At first glance, the average member of society likely wouldn’t be able to make a distinction between the terms “minimum wage,” and “living wage.” Personally, I used to believe that the concepts were synonymous.

Unfortunately, the truth about these terms is quite the contrary. The Merriam Webster Dictionary defines minimum wage as “the lowest wage permitted by law or by a special agreement.” Living wage, on the other hand, is a concept that the Eau Claire City Council is attempting to integrate within the community.

“Living wage is a salary that allows for someone to afford the minimum cost of living in their community,” said local City Council member Andrew Werthmann. “It takes into account what minimum wage doesn’t; like the basic necessities, like putting groceries on the table.”

Werthmann said that the City Council is currently in the works of generating an ordinance that will raise the minimum wage to one of living wage for all Eau Claire city employees. The National Conference of State Legislatures (NCSL) explained that the last minimum wage increase for Wisconsin occurred in 2009, when it became $7.25 per hour. When this wage limit was set, NCSL said that the state law additionally restricted local governments from altering the state’s minimum wage, with the exception of that of city employees.

The City Council member explained that the state’s minimum wage cap has now become too outdated to be justified as suitable for the area’s current cost of living standards.

“The cost of living is definitely different from what it used to be,” said Werthmann. “We are seeing inflation in areas across the board. You just can’t work at $7.25 and hour and still be able to pay the bills.”

Werthmann couldn’t be more right. In Eau Claire specifically, poverty and homelessness is a recurring realm of trouble. Clear Vision reports that the community’s poverty rate is nearly 4 percent higher than the national average, leaving local homeless shelters in a state of overflow and approximately 1 in 5 children food insecure.

The statistics clearly evidence that this isn’t a problem to be overlooked any longer. The consequences of maintaining current minimum wage standards look grim for an area already experiencing such advanced rates of poverty and income issues.

For those that doubt the likelihood of the upcoming ordinance’s success, one needn’t look past national borders. The regional government of Seattle, Washington recently implemented a minimum wage increase from $9.50 an hour to $11 an hour in April 2015, according to the Washington Post. The Washington Post reports that a study done by the University of Washington has found the area’s transition to living wage to be an economic success story.

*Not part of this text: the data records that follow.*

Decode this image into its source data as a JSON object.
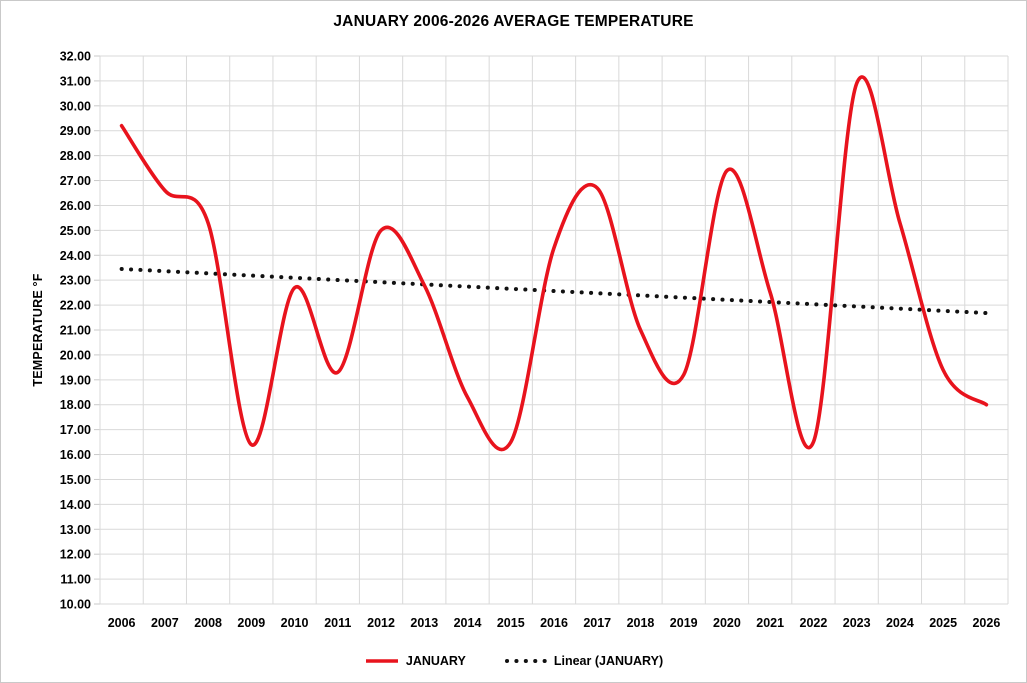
{
  "title": "JANUARY 2006-2026 AVERAGE TEMPERATURE",
  "colors": {
    "series_red": "#e8131d",
    "trendline_black": "#111111",
    "gridline_gray": "#d9d9d9",
    "axis_gray": "#c9c9c9",
    "text_black": "#000000",
    "background": "#ffffff"
  },
  "legend": {
    "items": [
      {
        "label": "JANUARY",
        "swatch": "solid-line",
        "color": "#e8131d"
      },
      {
        "label": "Linear (JANUARY)",
        "swatch": "dotted-line",
        "color": "#111111"
      }
    ]
  },
  "chart_data": {
    "type": "line",
    "title": "JANUARY 2006-2026 AVERAGE TEMPERATURE",
    "xlabel": "",
    "ylabel": "TEMPERATURE °F",
    "categories": [
      "2006",
      "2007",
      "2008",
      "2009",
      "2010",
      "2011",
      "2012",
      "2013",
      "2014",
      "2015",
      "2016",
      "2017",
      "2018",
      "2019",
      "2020",
      "2021",
      "2022",
      "2023",
      "2024",
      "2025",
      "2026"
    ],
    "series": [
      {
        "name": "JANUARY",
        "color": "#e8131d",
        "smooth": true,
        "values": [
          29.2,
          26.6,
          25.3,
          16.4,
          22.7,
          19.3,
          25.0,
          22.8,
          18.3,
          16.5,
          24.3,
          26.7,
          21.0,
          19.2,
          27.4,
          22.5,
          16.5,
          30.9,
          25.3,
          19.4,
          18.0
        ]
      }
    ],
    "trendline": {
      "name": "Linear (JANUARY)",
      "style": "dotted",
      "color": "#111111",
      "start_value": 23.45,
      "end_value": 21.68
    },
    "ylim": [
      10,
      32
    ],
    "ytick_step": 1,
    "ytick_decimals": 2,
    "grid": true,
    "legend_position": "bottom"
  }
}
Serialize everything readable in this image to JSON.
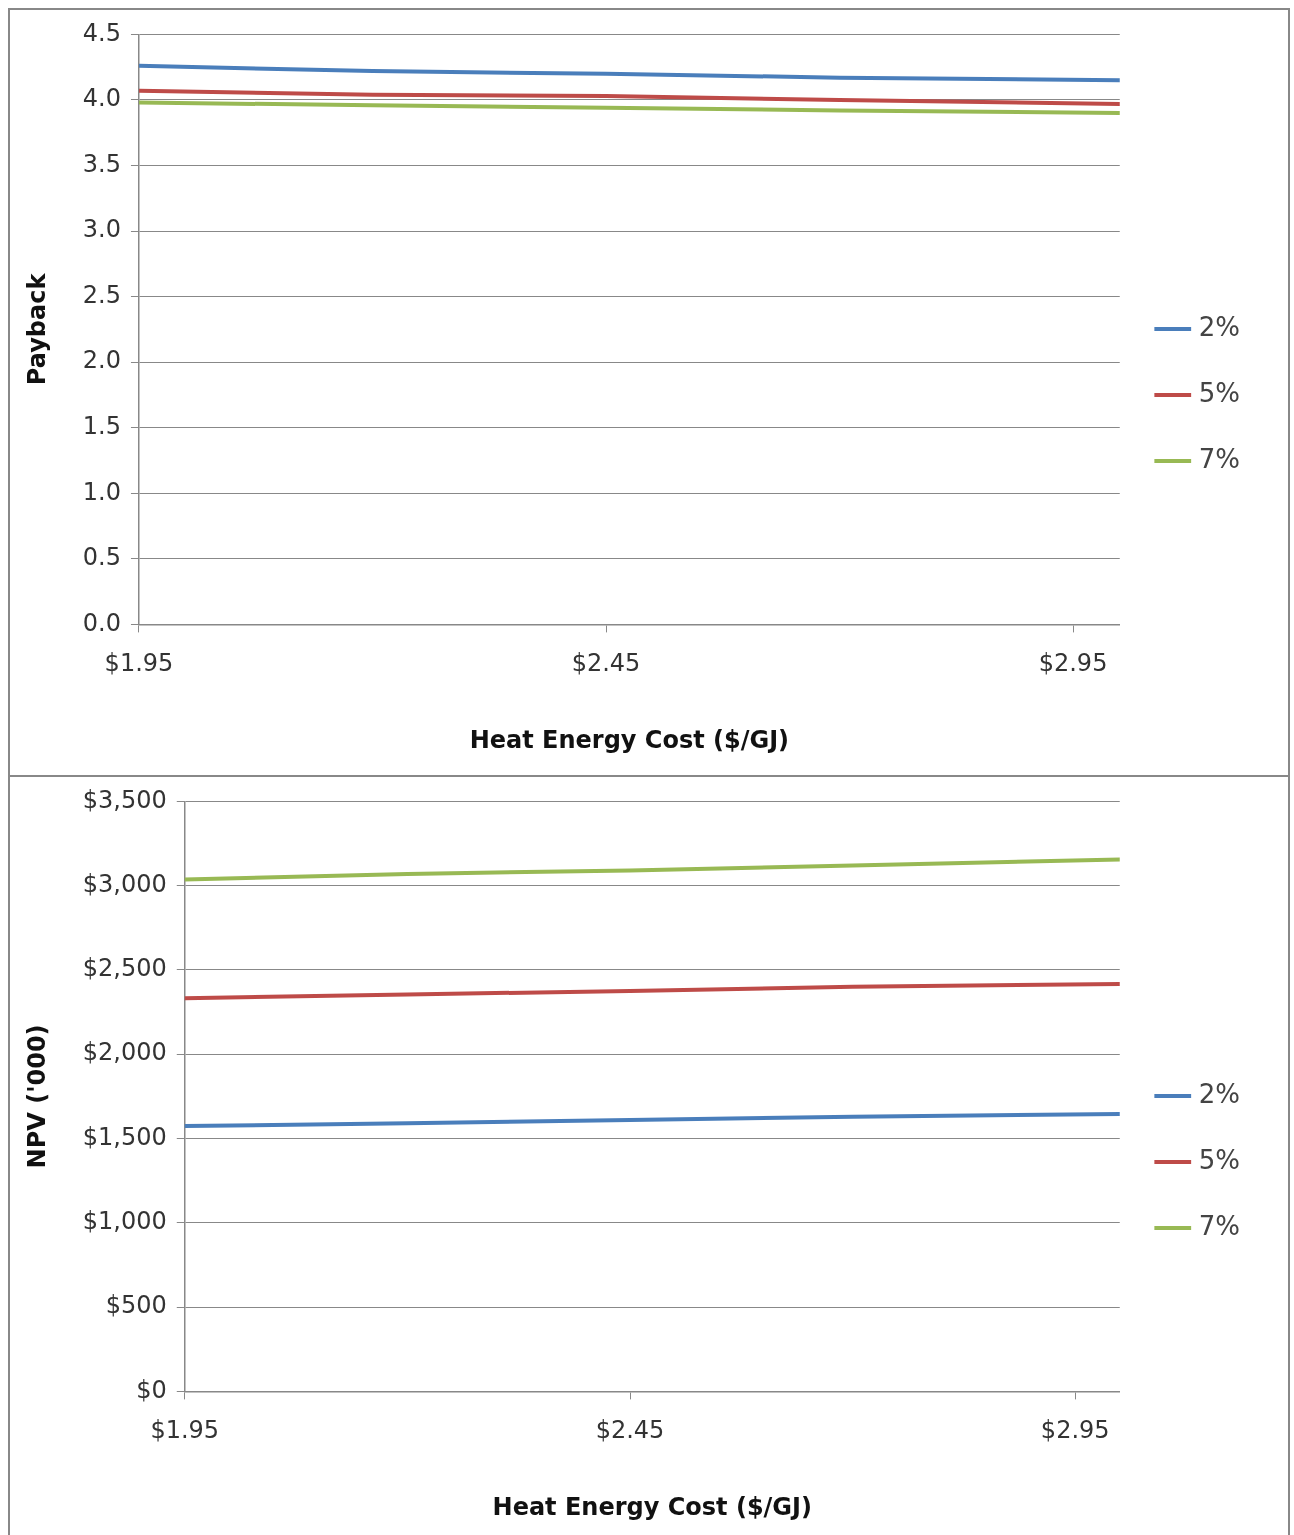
{
  "chart_data": [
    {
      "type": "line",
      "xlabel": "Heat Energy Cost ($/GJ)",
      "ylabel": "Payback",
      "x": [
        1.95,
        2.2,
        2.45,
        2.7,
        3.0
      ],
      "xlim": [
        1.95,
        3.0
      ],
      "xticks": [
        {
          "value": 1.95,
          "label": "$1.95"
        },
        {
          "value": 2.45,
          "label": "$2.45"
        },
        {
          "value": 2.95,
          "label": "$2.95"
        }
      ],
      "ylim": [
        0,
        4.5
      ],
      "yticks": [
        {
          "value": 0,
          "label": "0.0"
        },
        {
          "value": 0.5,
          "label": "0.5"
        },
        {
          "value": 1,
          "label": "1.0"
        },
        {
          "value": 1.5,
          "label": "1.5"
        },
        {
          "value": 2,
          "label": "2.0"
        },
        {
          "value": 2.5,
          "label": "2.5"
        },
        {
          "value": 3,
          "label": "3.0"
        },
        {
          "value": 3.5,
          "label": "3.5"
        },
        {
          "value": 4,
          "label": "4.0"
        },
        {
          "value": 4.5,
          "label": "4.5"
        }
      ],
      "grid": "y",
      "legend": "right",
      "marker": "none",
      "series": [
        {
          "name": "2%",
          "color": "#4a7ebb",
          "values": [
            4.26,
            4.22,
            4.2,
            4.17,
            4.15
          ]
        },
        {
          "name": "5%",
          "color": "#be4b48",
          "values": [
            4.07,
            4.04,
            4.03,
            4.0,
            3.97
          ]
        },
        {
          "name": "7%",
          "color": "#98b954",
          "values": [
            3.98,
            3.96,
            3.94,
            3.92,
            3.9
          ]
        }
      ]
    },
    {
      "type": "line",
      "xlabel": "Heat Energy Cost ($/GJ)",
      "ylabel": "NPV ('000)",
      "x": [
        1.95,
        2.2,
        2.45,
        2.7,
        3.0
      ],
      "xlim": [
        1.95,
        3.0
      ],
      "xticks": [
        {
          "value": 1.95,
          "label": "$1.95"
        },
        {
          "value": 2.45,
          "label": "$2.45"
        },
        {
          "value": 2.95,
          "label": "$2.95"
        }
      ],
      "ylim": [
        0,
        3500
      ],
      "yticks": [
        {
          "value": 0,
          "label": "$0"
        },
        {
          "value": 500,
          "label": "$500"
        },
        {
          "value": 1000,
          "label": "$1,000"
        },
        {
          "value": 1500,
          "label": "$1,500"
        },
        {
          "value": 2000,
          "label": "$2,000"
        },
        {
          "value": 2500,
          "label": "$2,500"
        },
        {
          "value": 3000,
          "label": "$3,000"
        },
        {
          "value": 3500,
          "label": "$3,500"
        }
      ],
      "grid": "y",
      "legend": "right",
      "marker": "none",
      "series": [
        {
          "name": "2%",
          "color": "#4a7ebb",
          "values": [
            1574,
            1590,
            1610,
            1630,
            1646
          ]
        },
        {
          "name": "5%",
          "color": "#be4b48",
          "values": [
            2332,
            2355,
            2375,
            2400,
            2417
          ]
        },
        {
          "name": "7%",
          "color": "#98b954",
          "values": [
            3037,
            3070,
            3090,
            3120,
            3155
          ]
        }
      ]
    }
  ]
}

The study claims that the Seattle economy experienced a “boom” as a result of the wage change, with growth rates that “tripled the national average” and approximately a 10 percent increased likelihood of low-wage workers maintaining job security. Washington Post said that Seattle plans to steadily increase the living wage to $15 an hour by the end of 2017.

With evidence from national neighbors, it is difficult to doubt the concept of implementing identical success to an area that so desperately requires economic attention like Eau Claire. Seattle is setting a progressive example for local governments, and providing results that disprove common misconceptions of rising minimum wages causing eventual economic downfall.

Werthmann said that while the City Council has not created the ordinance yet, they plan to generate an initial living wage of $11.65 per hour, which equates to a salary that matches the poverty line in Eau Claire. Over the next five years, Werthmann said that the City Council hopes to increase the living wage to a rate of $14.95 per hour, resting approximately 15 percent above the local poverty line.

Overall, while the concepts of minimum wage and living wage pertain to a similar idea, the terms of a living wage clearly support an improved economy and attempt to discourage poverty problems. Hopefully, communities across the nation can follow in the footsteps of areas such as Seattle and Eau Claire, thus moving the country towards living wages rather than settling on mere minimums.